When I consider what is in a name, and in particular the name Sistrunk, I am reminded of the monumental contribution this man has made to our city.  I am reminded of how Sistrunk Blvd was in the 1950’s and 60’s when the corridor was a vibrant economic center filled with a variety of retail goods and services. In fact when my father began his business Burrows Electric Company in 1948, his first and only office building was eventually built on Sistrunk Blvd in the early 1950’s. If you owned and operated a business back then, Sistrunk Blvd was the place to be. At that time it was still named Northwest Sixth Street, and because as children we were taught about the great contribution Dr. Sistrunk made to our city and indeed to Broward County, it was my sister Avis who wrote about Dr. Sistrunk in the local WRBD radio station contest. Avis’ winning essay led to the renaming of the street in the early 1970’s.

As I consider how the Sistrunk Corridor through neglect deteriorated be-ginning in the mid 1970’s and lasting through the turn of the Century, I am not dismayed. The neglect came from sources outside of the community but the effects were felt and evidenced within. I know what Sistrunk Blvd was in the past and I am confident of what it will once again come to be. The name alone inspires me as it reminds me of a man of greatness and vision. As I consider the corridor, I am reflecting over nearly six decades of history and not just focusing on the past 2 or 3 decades.

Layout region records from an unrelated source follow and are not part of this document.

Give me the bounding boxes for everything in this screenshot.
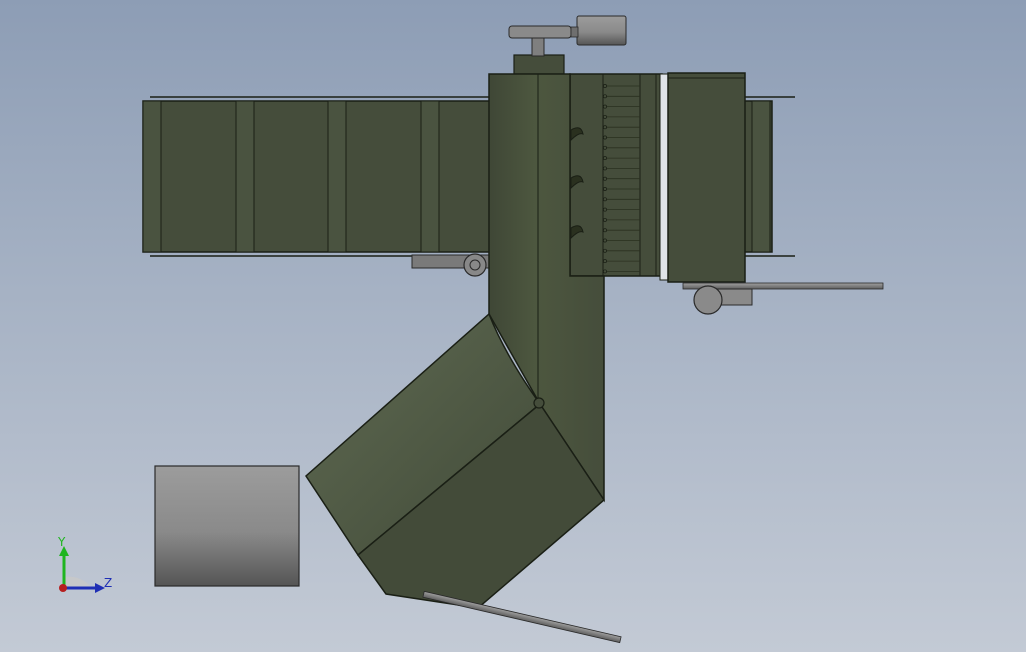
conveyor-end-cap [142,100,162,253]
conveyor-cleat [235,100,255,253]
motor-housing [576,15,627,46]
right-drive-assembly[interactable] [682,282,884,315]
drive-pulley [693,285,723,315]
bottom-support-rod[interactable] [422,590,622,644]
graphics-viewport[interactable]: Y Z [0,0,1026,652]
drive-pulley [463,253,487,277]
support-rod [422,590,622,644]
collection-bin[interactable] [154,465,300,587]
motor-coupling [570,26,579,38]
right-conveyor[interactable] [740,96,795,257]
motor-crossbar [508,25,572,39]
hinge-pin [533,397,545,409]
gap-plate [659,73,669,281]
conveyor-cleat [327,100,347,253]
sieve-section[interactable] [569,72,746,283]
conveyor-cleat [751,100,771,253]
motor-shaft [531,35,545,57]
side-housing [667,72,746,283]
drive-motor[interactable] [508,15,627,75]
left-conveyor[interactable] [142,96,491,277]
cad-model-view[interactable] [0,0,1026,652]
motor-base [513,54,565,75]
sieve-frame [569,73,663,277]
conveyor-cleat [420,100,440,253]
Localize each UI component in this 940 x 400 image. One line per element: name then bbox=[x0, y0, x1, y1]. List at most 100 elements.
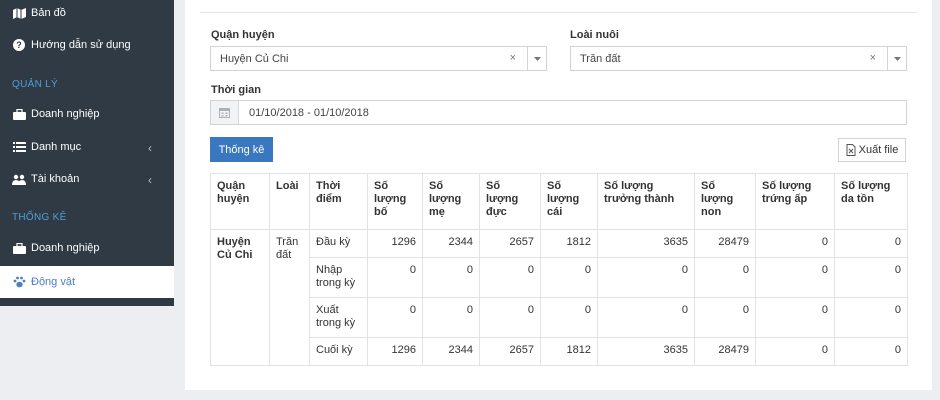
table-cell: 2657 bbox=[479, 229, 541, 258]
table-cell: 1812 bbox=[540, 229, 598, 258]
sidebar-item-stats-company[interactable]: Doanh nghiệp bbox=[0, 232, 174, 264]
period-cell: Đầu kỳ bbox=[309, 229, 368, 258]
sidebar-item-label: Doanh nghiệp bbox=[31, 108, 100, 120]
users-icon bbox=[12, 173, 26, 185]
time-label: Thời gian bbox=[211, 84, 261, 96]
table-cell: 0 bbox=[367, 257, 423, 298]
table-cell: 1296 bbox=[367, 229, 423, 258]
divider bbox=[200, 12, 917, 13]
column-header: Quận huyện bbox=[210, 173, 270, 230]
column-header: Số lượng cái bbox=[540, 173, 598, 230]
date-range-value: 01/10/2018 - 01/10/2018 bbox=[249, 107, 369, 119]
sidebar-item-accounts[interactable]: Tài khoản ‹ bbox=[0, 163, 174, 195]
table-cell: 0 bbox=[755, 257, 835, 298]
table-cell: 3635 bbox=[597, 229, 695, 258]
chevron-down-icon[interactable] bbox=[887, 47, 906, 70]
briefcase-icon bbox=[12, 242, 26, 254]
table-cell: 1296 bbox=[367, 337, 423, 366]
table-cell: 0 bbox=[834, 297, 908, 338]
date-range-input[interactable]: 01/10/2018 - 01/10/2018 bbox=[210, 100, 907, 125]
table-cell: 28479 bbox=[694, 337, 756, 366]
table-row: Huyện Củ Chi Trăn đất Đầu kỳ 1296 2344 2… bbox=[210, 229, 908, 366]
chevron-left-icon: ‹ bbox=[148, 141, 152, 155]
table-cell: 2344 bbox=[422, 337, 480, 366]
table-cell: 0 bbox=[540, 297, 598, 338]
column-header: Số lượng non bbox=[694, 173, 756, 230]
sidebar: Bản đồ ? Hướng dẫn sử dụng QUẢN LÝ Doanh… bbox=[0, 0, 174, 306]
sidebar-item-animals[interactable]: Động vật bbox=[0, 266, 174, 298]
calendar-icon bbox=[211, 101, 239, 124]
table-cell: 0 bbox=[834, 337, 908, 366]
sidebar-item-label: Bản đồ bbox=[31, 7, 66, 19]
sidebar-item-label: Tài khoản bbox=[31, 173, 80, 185]
column-header: Số lượng đực bbox=[479, 173, 541, 230]
clear-icon[interactable]: × bbox=[510, 52, 516, 64]
period-cell: Xuất trong kỳ bbox=[309, 297, 368, 338]
table-cell: 0 bbox=[422, 297, 480, 338]
chevron-down-icon[interactable] bbox=[527, 47, 546, 70]
svg-text:?: ? bbox=[16, 40, 22, 50]
sidebar-item-map[interactable]: Bản đồ bbox=[0, 0, 174, 29]
table-cell: 0 bbox=[367, 297, 423, 338]
column-header: Số lượng trưởng thành bbox=[597, 173, 695, 230]
sidebar-item-help[interactable]: ? Hướng dẫn sử dụng bbox=[0, 29, 174, 61]
table-cell: 0 bbox=[597, 297, 695, 338]
column-header: Loài bbox=[269, 173, 310, 230]
column-header: Số lượng trứng ấp bbox=[755, 173, 835, 230]
table-cell: 2344 bbox=[422, 229, 480, 258]
type-select[interactable]: Trăn đất × bbox=[570, 46, 907, 71]
list-icon bbox=[12, 141, 26, 153]
table-cell: 0 bbox=[479, 297, 541, 338]
column-header: Số lượng da tồn bbox=[834, 173, 908, 230]
district-cell: Huyện Củ Chi bbox=[210, 229, 270, 366]
export-file-button[interactable]: Xuất file bbox=[838, 138, 906, 162]
paw-icon bbox=[12, 276, 26, 288]
section-label-stats: THỐNG KÊ bbox=[12, 212, 67, 223]
table-header-row: Quận huyện Loài Thời điểm Số lượng bố Số… bbox=[210, 173, 908, 230]
table-cell: 0 bbox=[597, 257, 695, 298]
table-row: Nhập trong kỳ 0 0 0 0 0 0 0 0 bbox=[211, 257, 908, 298]
table-cell: 0 bbox=[479, 257, 541, 298]
table-cell: 1812 bbox=[540, 337, 598, 366]
column-header: Số lượng mẹ bbox=[422, 173, 480, 230]
sidebar-item-label: Doanh nghiệp bbox=[31, 242, 100, 254]
table-row: Cuối kỳ 1296 2344 2657 1812 3635 28479 0… bbox=[211, 337, 908, 366]
district-select[interactable]: Huyện Củ Chi × bbox=[210, 46, 547, 71]
clear-icon[interactable]: × bbox=[870, 52, 876, 64]
sidebar-item-label: Hướng dẫn sử dụng bbox=[31, 39, 131, 51]
table-cell: 2657 bbox=[479, 337, 541, 366]
briefcase-icon bbox=[12, 108, 26, 120]
sidebar-item-label: Động vật bbox=[31, 276, 76, 288]
table-cell: 0 bbox=[422, 257, 480, 298]
stats-button[interactable]: Thống kê bbox=[210, 137, 273, 162]
species-cell: Trăn đất bbox=[269, 229, 310, 366]
export-file-label: Xuất file bbox=[858, 144, 899, 156]
type-label: Loài nuôi bbox=[570, 29, 619, 41]
table-cell: 0 bbox=[540, 257, 598, 298]
sidebar-item-label: Danh mục bbox=[31, 141, 82, 153]
period-cell: Cuối kỳ bbox=[309, 337, 368, 366]
map-icon bbox=[12, 7, 26, 19]
question-circle-icon: ? bbox=[12, 39, 26, 51]
type-select-value: Trăn đất bbox=[580, 52, 621, 65]
sidebar-item-catalog[interactable]: Danh mục ‹ bbox=[0, 131, 174, 163]
table-cell: 0 bbox=[834, 257, 908, 298]
table-cell: 0 bbox=[755, 229, 835, 258]
column-header: Số lượng bố bbox=[367, 173, 423, 230]
table-cell: 0 bbox=[755, 297, 835, 338]
stats-table: Quận huyện Loài Thời điểm Số lượng bố Số… bbox=[210, 173, 908, 366]
table-cell: 0 bbox=[834, 229, 908, 258]
table-cell: 0 bbox=[755, 337, 835, 366]
file-export-icon bbox=[846, 144, 856, 156]
table-cell: 3635 bbox=[597, 337, 695, 366]
district-label: Quận huyện bbox=[211, 29, 275, 41]
district-select-value: Huyện Củ Chi bbox=[220, 52, 289, 65]
section-label-manage: QUẢN LÝ bbox=[12, 79, 59, 90]
table-cell: 28479 bbox=[694, 229, 756, 258]
table-cell: 0 bbox=[694, 257, 756, 298]
table-cell: 0 bbox=[694, 297, 756, 338]
period-cell: Nhập trong kỳ bbox=[309, 257, 368, 298]
chevron-left-icon: ‹ bbox=[148, 173, 152, 187]
column-header: Thời điểm bbox=[309, 173, 368, 230]
sidebar-item-manage-company[interactable]: Doanh nghiệp bbox=[0, 98, 174, 130]
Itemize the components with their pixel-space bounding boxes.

After many years of oversight and neglect, the northwest quadrant of our city has recently been given overdue attention and capital infusion. The infrastructure improvements and initiatives directed towards reducing crime have positioned this historic Black neighborhood to once again be a vibrant and thriving community within our city. If we want our city to be truly a great city, then all four quadrants must be great, for a chain is only as strong as its weakest link, and a city is only as great as its most neglected community. The city through the CRA has made commendable strides in the redevelopment which have indeed been good for enriching the soil for growth in the northwest quadrant. However, we should not and must not settle for good when better is required. To better this redevelopment effort, we now need to bring additional commerce to the area. Economic development is essential to the Sistrunk Blvd area in order for it to thrive and for the city in its entirety to indeed be great. Extending Sistrunk Blvd eastward to Federal Highway will create a much needed entry point to the Sistrunk corridor to spur economic development. It cannot be overlooked that when I-95 came through our city with no exit ramp onto Sistrunk Blvd the economic development was negatively impacted. We cannot continue to isolate the area and expect it to thrive. It is necessary to employ every tool available to create economic development along the corridor if we really want the CRA’s investment to take root and grow. If we do anything shy of everything possible we allow the financial investment to wash away by the winds and obstacles of the present time. Not only is it good for business development to extend Sistrunk Blvd east to Federal highway, it is good for the city. It is good for the city because it connects a once isolated community to the city in which it is a part of, and it is a tool we have available and it is one we should be proud to use in our redevelopment effort.